Os EUA oficializaram a designação no início de junho, mas o anúncio de que o PCC e o Comando Vermelho seriam classificados como terroristas veio em maio, um dia depois de Flávio encerrar uma viagem para os EUA durante a qual encontrou Trump, a quem é alinhado ideologicamente.

A manifestação do governo Trump faz parte de um documento que a Casa Branca precisa enviar anualmente ao Congresso, identificando os "principais países de rotas de drogas ou principais países produtores de drogas ilícitas".

Esse ano, os países listados foram Afeganistão, Bahamas, Belize, Bolívia, China, Colômbia, Costa Rica, República Dominicana, Equador, El Salvador, Guatemala, Haiti, Honduras, Índia, Jamaica, Laos, México, Mianmar, Nicarágua, Paquistão, Panamá e Peru.

Esse documento ajuda a orientar a política externa para segurança dos EUA e o envio de verbas para o combate ao narcotráfico.

No texto, o presidente faz comentários sobre a política de segurança de outros países — e foi aí que o Brasil apareceu, mesmo não tendo sido listado.

De acordo com Trump, a presença de um país na lista "não reflete necessariamente os atuais esforços de seu governo no combate às drogas ou a sua coordenação com os Estados Unidos".

O comunicado elogia, por exemplo, governos de aliados de Trump que no entanto constam na lista.

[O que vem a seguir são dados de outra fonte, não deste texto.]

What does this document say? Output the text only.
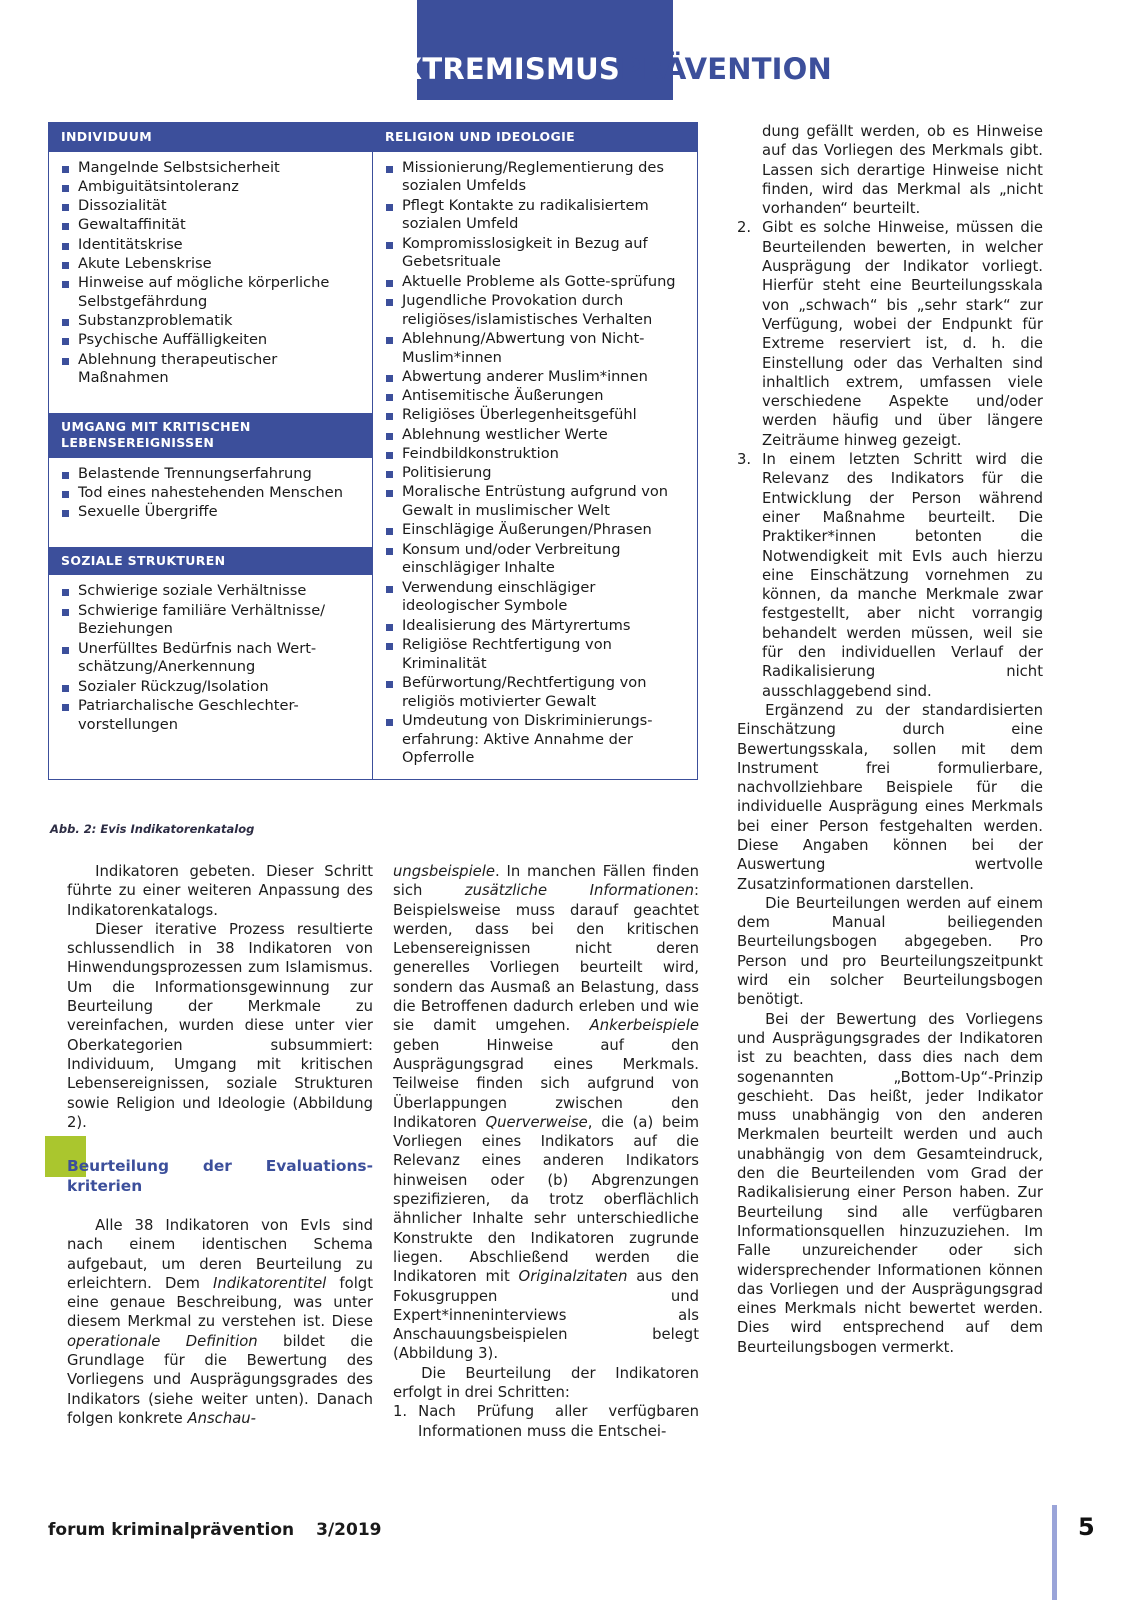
EXTREMISMUSPRÄVENTION
INDIVIDUUM
Mangelnde Selbstsicherheit
Ambiguitätsintoleranz
Dissozialität
Gewaltaffinität
Identitätskrise
Akute Lebenskrise
Hinweise auf mögliche körperliche Selbstgefährdung
Substanzproblematik
Psychische Auffälligkeiten
Ablehnung therapeutischer Maßnahmen
UMGANG MIT KRITISCHEN LEBENSEREIGNISSEN
Belastende Trennungserfahrung
Tod eines nahestehenden Menschen
Sexuelle Übergriffe
SOZIALE STRUKTUREN
Schwierige soziale Verhältnisse
Schwierige familiäre Verhältnisse/ Beziehungen
Unerfülltes Bedürfnis nach Wert-schätzung/Anerkennung
Sozialer Rückzug/Isolation
Patriarchalische Geschlechter-vorstellungen
RELIGION UND IDEOLOGIE
Missionierung/Reglementierung des sozialen Umfelds
Pflegt Kontakte zu radikalisiertem sozialen Umfeld
Kompromisslosigkeit in Bezug auf Gebetsrituale
Aktuelle Probleme als Gotte-sprüfung
Jugendliche Provokation durch religiöses/islamistisches Verhalten
Ablehnung/Abwertung von Nicht-Muslim*innen
Abwertung anderer Muslim*innen
Antisemitische Äußerungen
Religiöses Überlegenheitsgefühl
Ablehnung westlicher Werte
Feindbildkonstruktion
Politisierung
Moralische Entrüstung aufgrund von Gewalt in muslimischer Welt
Einschlägige Äußerungen/Phrasen
Konsum und/oder Verbreitung einschlägiger Inhalte
Verwendung einschlägiger ideologischer Symbole
Idealisierung des Märtyrertums
Religiöse Rechtfertigung von Kriminalität
Befürwortung/Rechtfertigung von religiös motivierter Gewalt
Umdeutung von Diskriminierungs-erfahrung: Aktive Annahme der Opferrolle
Abb. 2: Evis Indikatorenkatalog

Indikatoren gebeten. Dieser Schritt führte zu einer weiteren Anpassung des Indikatorenkatalogs.

Dieser iterative Prozess resultierte schlussendlich in 38 Indikatoren von Hinwendungsprozessen zum Islamismus. Um die Informationsgewinnung zur Beurteilung der Merkmale zu vereinfachen, wurden diese unter vier Oberkategorien subsummiert: Individuum, Umgang mit kritischen Lebensereignissen, soziale Strukturen sowie Religion und Ideologie (Abbildung 2).

Beurteilung der Evaluationskriterien

Alle 38 Indikatoren von EvIs sind nach einem identischen Schema aufgebaut, um deren Beurteilung zu erleichtern. Dem Indikatorentitel folgt eine genaue Beschreibung, was unter diesem Merkmal zu verstehen ist. Diese operationale Definition bildet die Grundlage für die Bewertung des Vorliegens und Ausprägungsgrades des Indikators (siehe weiter unten). Danach folgen konkrete Anschau-

ungsbeispiele. In manchen Fällen finden sich zusätzliche Informationen: Beispielsweise muss darauf geachtet werden, dass bei den kritischen Lebensereignissen nicht deren generelles Vorliegen beurteilt wird, sondern das Ausmaß an Belastung, dass die Betroffenen dadurch erleben und wie sie damit umgehen. Ankerbeispiele geben Hinweise auf den Ausprägungsgrad eines Merkmals. Teilweise finden sich aufgrund von Überlappungen zwischen den Indikatoren Querverweise, die (a) beim Vorliegen eines Indikators auf die Relevanz eines anderen Indikators hinweisen oder (b) Abgrenzungen spezifizieren, da trotz oberflächlich ähnlicher Inhalte sehr unterschiedliche Konstrukte den Indikatoren zugrunde liegen. Abschließend werden die Indikatoren mit Originalzitaten aus den Fokusgruppen und Expert*inneninterviews als Anschauungsbeispielen belegt (Abbildung 3).

Die Beurteilung der Indikatoren erfolgt in drei Schritten:

1. Nach Prüfung aller verfügbaren Informationen muss die Entschei-

dung gefällt werden, ob es Hinweise auf das Vorliegen des Merkmals gibt. Lassen sich derartige Hinweise nicht finden, wird das Merkmal als „nicht vorhanden“ beurteilt.

2. Gibt es solche Hinweise, müssen die Beurteilenden bewerten, in welcher Ausprägung der Indikator vorliegt. Hierfür steht eine Beurteilungsskala von „schwach“ bis „sehr stark“ zur Verfügung, wobei der Endpunkt für Extreme reserviert ist, d. h. die Einstellung oder das Verhalten sind inhaltlich extrem, umfassen viele verschiedene Aspekte und/oder werden häufig und über längere Zeiträume hinweg gezeigt.

3. In einem letzten Schritt wird die Relevanz des Indikators für die Entwicklung der Person während einer Maßnahme beurteilt. Die Praktiker*innen betonten die Notwendigkeit mit EvIs auch hierzu eine Einschätzung vornehmen zu können, da manche Merkmale zwar festgestellt, aber nicht vorrangig behandelt werden müssen, weil sie für den individuellen Verlauf der Radikalisierung nicht ausschlaggebend sind.

Ergänzend zu der standardisierten Einschätzung durch eine Bewertungsskala, sollen mit dem Instrument frei formulierbare, nachvollziehbare Beispiele für die individuelle Ausprägung eines Merkmals bei einer Person festgehalten werden. Diese Angaben können bei der Auswertung wertvolle Zusatzinformationen darstellen.

Die Beurteilungen werden auf einem dem Manual beiliegenden Beurteilungsbogen abgegeben. Pro Person und pro Beurteilungszeitpunkt wird ein solcher Beurteilungsbogen benötigt.

Bei der Bewertung des Vorliegens und Ausprägungsgrades der Indikatoren ist zu beachten, dass dies nach dem sogenannten „Bottom-Up“-Prinzip geschieht. Das heißt, jeder Indikator muss unabhängig von den anderen Merkmalen beurteilt werden und auch unabhängig von dem Gesamteindruck, den die Beurteilenden vom Grad der Radikalisierung einer Person haben. Zur Beurteilung sind alle verfügbaren Informationsquellen hinzuzuziehen. Im Falle unzureichender oder sich widersprechender Informationen können das Vorliegen und der Ausprägungsgrad eines Merkmals nicht bewertet werden. Dies wird entsprechend auf dem Beurteilungsbogen vermerkt.

forum kriminalprävention 3/2019	5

"Saúdo três dos maiores aliados dos Estados Unidos em nosso hemisfério — Argentina, Equador e El Salvador — por sua liderança, determinação e sucesso no combate ao narcoterrorismo", diz o texto.

O governo interino de Delcy Rodríguez na Venezuela também é elogiado. Ela assumiu o poder no início de janeiro após os EUA capturarem Nicolás Maduro.

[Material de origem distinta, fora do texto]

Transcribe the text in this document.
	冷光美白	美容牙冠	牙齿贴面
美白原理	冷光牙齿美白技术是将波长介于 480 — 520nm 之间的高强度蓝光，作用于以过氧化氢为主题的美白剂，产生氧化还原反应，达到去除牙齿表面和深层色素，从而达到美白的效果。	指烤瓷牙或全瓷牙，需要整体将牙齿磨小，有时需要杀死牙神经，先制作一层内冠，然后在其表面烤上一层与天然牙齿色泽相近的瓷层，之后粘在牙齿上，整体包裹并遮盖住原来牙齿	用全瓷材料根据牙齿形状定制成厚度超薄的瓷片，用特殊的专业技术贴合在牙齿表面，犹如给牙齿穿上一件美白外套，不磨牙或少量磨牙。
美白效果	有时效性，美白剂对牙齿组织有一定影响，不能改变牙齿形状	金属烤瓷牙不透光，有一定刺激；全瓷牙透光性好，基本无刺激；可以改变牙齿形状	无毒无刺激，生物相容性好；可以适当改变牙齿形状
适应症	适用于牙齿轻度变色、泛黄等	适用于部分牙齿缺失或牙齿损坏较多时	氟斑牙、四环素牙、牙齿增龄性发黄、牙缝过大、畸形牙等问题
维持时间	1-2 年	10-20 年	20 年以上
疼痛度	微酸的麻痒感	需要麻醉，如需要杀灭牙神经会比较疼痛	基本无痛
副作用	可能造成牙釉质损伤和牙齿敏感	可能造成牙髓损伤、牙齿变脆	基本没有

Segundo Trump, "graças à prisão e a retirada" de Maduro pelos EUA. "já estamos observando os resultados da crescente cooperação com o governo interino do país no combate aos cartéis, incluindo a eliminação de Niño Guerrero, líder do Tren de Aragua".

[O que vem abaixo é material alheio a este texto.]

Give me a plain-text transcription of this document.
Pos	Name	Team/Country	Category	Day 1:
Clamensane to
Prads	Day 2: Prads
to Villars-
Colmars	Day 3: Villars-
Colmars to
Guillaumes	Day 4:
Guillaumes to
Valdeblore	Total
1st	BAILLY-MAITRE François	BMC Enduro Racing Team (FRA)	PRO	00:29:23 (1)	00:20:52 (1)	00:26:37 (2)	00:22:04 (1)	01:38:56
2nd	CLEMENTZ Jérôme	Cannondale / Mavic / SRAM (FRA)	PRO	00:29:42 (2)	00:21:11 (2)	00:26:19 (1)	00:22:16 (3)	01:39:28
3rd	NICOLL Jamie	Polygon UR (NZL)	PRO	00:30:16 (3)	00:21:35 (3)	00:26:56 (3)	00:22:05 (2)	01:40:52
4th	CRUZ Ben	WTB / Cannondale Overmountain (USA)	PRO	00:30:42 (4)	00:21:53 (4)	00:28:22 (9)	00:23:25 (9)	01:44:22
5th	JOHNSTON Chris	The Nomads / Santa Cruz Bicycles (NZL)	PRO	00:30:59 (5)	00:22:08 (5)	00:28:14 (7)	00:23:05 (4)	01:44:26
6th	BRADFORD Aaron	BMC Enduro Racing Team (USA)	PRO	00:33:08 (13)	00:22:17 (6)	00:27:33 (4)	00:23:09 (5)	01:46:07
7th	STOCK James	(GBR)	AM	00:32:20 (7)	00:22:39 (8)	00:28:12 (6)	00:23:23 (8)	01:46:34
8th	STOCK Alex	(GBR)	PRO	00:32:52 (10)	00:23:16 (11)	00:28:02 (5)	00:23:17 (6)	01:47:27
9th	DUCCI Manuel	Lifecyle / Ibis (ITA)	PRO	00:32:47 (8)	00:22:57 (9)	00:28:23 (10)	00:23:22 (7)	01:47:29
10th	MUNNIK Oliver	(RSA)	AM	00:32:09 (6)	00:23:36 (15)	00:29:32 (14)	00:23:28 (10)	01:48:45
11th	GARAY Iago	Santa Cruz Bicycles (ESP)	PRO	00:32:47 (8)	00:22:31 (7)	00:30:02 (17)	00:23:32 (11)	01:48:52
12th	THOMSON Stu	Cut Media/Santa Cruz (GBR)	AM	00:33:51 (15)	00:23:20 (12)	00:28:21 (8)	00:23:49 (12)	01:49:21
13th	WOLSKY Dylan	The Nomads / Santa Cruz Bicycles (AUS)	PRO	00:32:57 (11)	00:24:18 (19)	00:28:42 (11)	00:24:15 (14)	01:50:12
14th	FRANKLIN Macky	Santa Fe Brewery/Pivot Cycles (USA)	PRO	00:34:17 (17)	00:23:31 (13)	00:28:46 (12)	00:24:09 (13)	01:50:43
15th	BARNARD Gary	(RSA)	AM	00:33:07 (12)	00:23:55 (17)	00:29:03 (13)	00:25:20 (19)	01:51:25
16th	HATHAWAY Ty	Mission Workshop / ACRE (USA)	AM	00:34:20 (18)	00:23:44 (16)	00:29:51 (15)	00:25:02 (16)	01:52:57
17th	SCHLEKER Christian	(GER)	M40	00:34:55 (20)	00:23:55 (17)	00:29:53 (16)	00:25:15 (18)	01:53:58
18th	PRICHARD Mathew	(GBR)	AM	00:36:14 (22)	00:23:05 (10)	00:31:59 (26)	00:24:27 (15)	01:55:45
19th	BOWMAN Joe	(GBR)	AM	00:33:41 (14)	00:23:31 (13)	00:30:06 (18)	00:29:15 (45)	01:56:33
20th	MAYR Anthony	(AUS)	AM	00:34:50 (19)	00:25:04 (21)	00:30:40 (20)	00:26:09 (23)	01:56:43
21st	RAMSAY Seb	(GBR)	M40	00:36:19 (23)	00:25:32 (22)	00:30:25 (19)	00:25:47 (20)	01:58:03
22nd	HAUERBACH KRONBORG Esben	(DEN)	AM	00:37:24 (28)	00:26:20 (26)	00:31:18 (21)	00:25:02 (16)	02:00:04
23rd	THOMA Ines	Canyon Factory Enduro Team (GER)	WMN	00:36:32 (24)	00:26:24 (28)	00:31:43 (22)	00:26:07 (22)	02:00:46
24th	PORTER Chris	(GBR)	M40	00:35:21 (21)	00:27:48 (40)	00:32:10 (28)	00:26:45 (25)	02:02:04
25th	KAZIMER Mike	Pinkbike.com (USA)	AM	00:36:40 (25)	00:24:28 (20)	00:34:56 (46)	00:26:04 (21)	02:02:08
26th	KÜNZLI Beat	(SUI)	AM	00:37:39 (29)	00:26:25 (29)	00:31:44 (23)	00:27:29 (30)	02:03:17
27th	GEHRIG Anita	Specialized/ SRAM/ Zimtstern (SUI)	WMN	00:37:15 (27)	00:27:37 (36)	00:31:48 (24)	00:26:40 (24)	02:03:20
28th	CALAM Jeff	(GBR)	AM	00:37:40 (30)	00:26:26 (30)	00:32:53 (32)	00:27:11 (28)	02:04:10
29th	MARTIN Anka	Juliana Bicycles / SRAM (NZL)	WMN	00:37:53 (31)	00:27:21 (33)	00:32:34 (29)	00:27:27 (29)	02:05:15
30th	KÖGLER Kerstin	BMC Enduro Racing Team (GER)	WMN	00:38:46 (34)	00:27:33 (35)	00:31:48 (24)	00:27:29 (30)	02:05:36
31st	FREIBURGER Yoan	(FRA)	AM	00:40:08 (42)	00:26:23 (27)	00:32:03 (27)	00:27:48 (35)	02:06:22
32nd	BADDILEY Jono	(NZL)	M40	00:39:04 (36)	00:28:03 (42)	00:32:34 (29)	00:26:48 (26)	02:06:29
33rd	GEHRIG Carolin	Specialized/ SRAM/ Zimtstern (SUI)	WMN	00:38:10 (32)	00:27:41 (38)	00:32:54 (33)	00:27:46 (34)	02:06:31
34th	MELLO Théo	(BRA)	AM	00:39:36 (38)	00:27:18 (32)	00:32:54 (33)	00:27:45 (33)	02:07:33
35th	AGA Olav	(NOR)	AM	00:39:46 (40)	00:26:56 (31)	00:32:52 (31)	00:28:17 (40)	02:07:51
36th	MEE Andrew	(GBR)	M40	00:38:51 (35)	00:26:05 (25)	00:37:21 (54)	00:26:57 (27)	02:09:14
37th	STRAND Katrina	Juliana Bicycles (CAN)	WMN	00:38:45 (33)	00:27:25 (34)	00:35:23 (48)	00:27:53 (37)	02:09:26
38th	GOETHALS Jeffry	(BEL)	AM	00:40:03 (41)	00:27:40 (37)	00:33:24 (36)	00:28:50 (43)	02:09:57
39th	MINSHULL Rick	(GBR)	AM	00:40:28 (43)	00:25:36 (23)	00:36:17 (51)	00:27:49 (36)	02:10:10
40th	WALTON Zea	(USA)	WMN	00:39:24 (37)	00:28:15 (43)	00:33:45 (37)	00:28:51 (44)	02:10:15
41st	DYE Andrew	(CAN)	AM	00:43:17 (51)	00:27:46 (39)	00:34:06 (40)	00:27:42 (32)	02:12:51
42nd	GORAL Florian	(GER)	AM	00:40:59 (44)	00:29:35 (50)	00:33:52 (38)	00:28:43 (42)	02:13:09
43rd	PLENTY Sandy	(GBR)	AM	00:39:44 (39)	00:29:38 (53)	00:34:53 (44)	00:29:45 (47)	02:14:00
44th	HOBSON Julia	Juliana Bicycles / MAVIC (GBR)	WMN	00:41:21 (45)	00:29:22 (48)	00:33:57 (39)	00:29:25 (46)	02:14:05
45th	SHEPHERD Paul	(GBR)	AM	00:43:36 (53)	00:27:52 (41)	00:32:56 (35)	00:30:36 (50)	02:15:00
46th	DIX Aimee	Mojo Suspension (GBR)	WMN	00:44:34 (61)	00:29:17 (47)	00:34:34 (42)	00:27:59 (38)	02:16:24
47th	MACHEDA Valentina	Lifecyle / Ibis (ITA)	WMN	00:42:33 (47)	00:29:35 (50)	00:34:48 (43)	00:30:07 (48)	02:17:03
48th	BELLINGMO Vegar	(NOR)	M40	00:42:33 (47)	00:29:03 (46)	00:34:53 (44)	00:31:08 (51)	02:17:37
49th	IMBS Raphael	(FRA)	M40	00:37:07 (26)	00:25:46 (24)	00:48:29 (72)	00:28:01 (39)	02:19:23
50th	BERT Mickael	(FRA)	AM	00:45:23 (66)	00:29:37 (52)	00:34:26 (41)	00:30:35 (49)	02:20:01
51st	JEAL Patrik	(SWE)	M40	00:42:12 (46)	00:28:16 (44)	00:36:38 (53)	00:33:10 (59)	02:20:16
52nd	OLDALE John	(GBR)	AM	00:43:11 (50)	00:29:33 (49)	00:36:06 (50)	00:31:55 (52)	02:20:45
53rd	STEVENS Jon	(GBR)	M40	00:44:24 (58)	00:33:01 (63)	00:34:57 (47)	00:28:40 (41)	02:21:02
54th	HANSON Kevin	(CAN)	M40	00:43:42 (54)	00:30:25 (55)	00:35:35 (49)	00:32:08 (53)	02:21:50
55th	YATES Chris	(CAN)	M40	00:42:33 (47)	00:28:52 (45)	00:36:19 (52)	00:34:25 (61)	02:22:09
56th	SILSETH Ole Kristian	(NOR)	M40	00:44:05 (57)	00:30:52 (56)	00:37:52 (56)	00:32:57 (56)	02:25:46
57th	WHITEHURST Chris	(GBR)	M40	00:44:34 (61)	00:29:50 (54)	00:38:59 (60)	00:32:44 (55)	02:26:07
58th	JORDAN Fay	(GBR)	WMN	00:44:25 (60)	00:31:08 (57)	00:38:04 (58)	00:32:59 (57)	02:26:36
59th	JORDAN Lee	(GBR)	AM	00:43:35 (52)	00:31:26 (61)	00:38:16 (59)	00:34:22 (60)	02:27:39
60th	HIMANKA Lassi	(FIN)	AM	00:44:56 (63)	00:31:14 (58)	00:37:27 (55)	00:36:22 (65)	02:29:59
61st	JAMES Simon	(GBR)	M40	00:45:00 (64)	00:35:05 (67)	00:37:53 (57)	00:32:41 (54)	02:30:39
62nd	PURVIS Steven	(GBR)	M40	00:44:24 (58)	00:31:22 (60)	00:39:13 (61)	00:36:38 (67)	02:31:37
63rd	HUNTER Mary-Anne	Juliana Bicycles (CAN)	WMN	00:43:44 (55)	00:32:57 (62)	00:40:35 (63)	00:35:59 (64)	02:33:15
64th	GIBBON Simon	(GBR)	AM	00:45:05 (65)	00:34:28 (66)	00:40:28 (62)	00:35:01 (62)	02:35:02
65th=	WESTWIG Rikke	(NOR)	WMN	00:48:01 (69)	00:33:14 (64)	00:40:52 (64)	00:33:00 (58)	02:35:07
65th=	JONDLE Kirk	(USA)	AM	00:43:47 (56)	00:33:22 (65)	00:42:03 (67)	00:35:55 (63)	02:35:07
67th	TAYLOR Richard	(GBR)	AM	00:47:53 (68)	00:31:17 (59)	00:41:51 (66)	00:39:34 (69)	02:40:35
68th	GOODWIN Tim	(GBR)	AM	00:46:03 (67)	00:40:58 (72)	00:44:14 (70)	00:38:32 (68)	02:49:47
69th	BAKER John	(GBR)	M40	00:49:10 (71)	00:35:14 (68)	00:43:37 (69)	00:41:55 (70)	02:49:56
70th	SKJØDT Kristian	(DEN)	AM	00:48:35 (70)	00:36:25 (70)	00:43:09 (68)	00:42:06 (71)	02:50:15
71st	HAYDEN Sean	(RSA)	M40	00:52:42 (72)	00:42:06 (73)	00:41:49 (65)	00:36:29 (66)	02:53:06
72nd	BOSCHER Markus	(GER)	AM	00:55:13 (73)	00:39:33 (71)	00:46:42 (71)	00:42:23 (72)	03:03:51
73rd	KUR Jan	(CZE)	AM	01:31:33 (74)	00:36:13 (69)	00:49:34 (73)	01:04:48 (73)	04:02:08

No documento anual, a Casa Branca também lista os países que "comprovadamente falharam, ao longo dos últimos 12 meses, em fazer esforços substanciais para cumprir suas obrigações decorrentes de acordos internacionais de combate aos narcóticos e em adotar as medidas de combate aos narcóticos".

Neste ano, os EUA incluíram nesta lista Afeganistão, Bolívia, Colômbia e Mianmar — e decidiram retirar a Venezuela.

"Diante dos avanços positivos alcançados sob a gestão da presidente interina Delcy Rodríguez, determinei que a Venezuela não deve mais ser classificada como um país que comprovadamente falhou em cumprir seus compromissos de controle de drogas", escreveu Trump.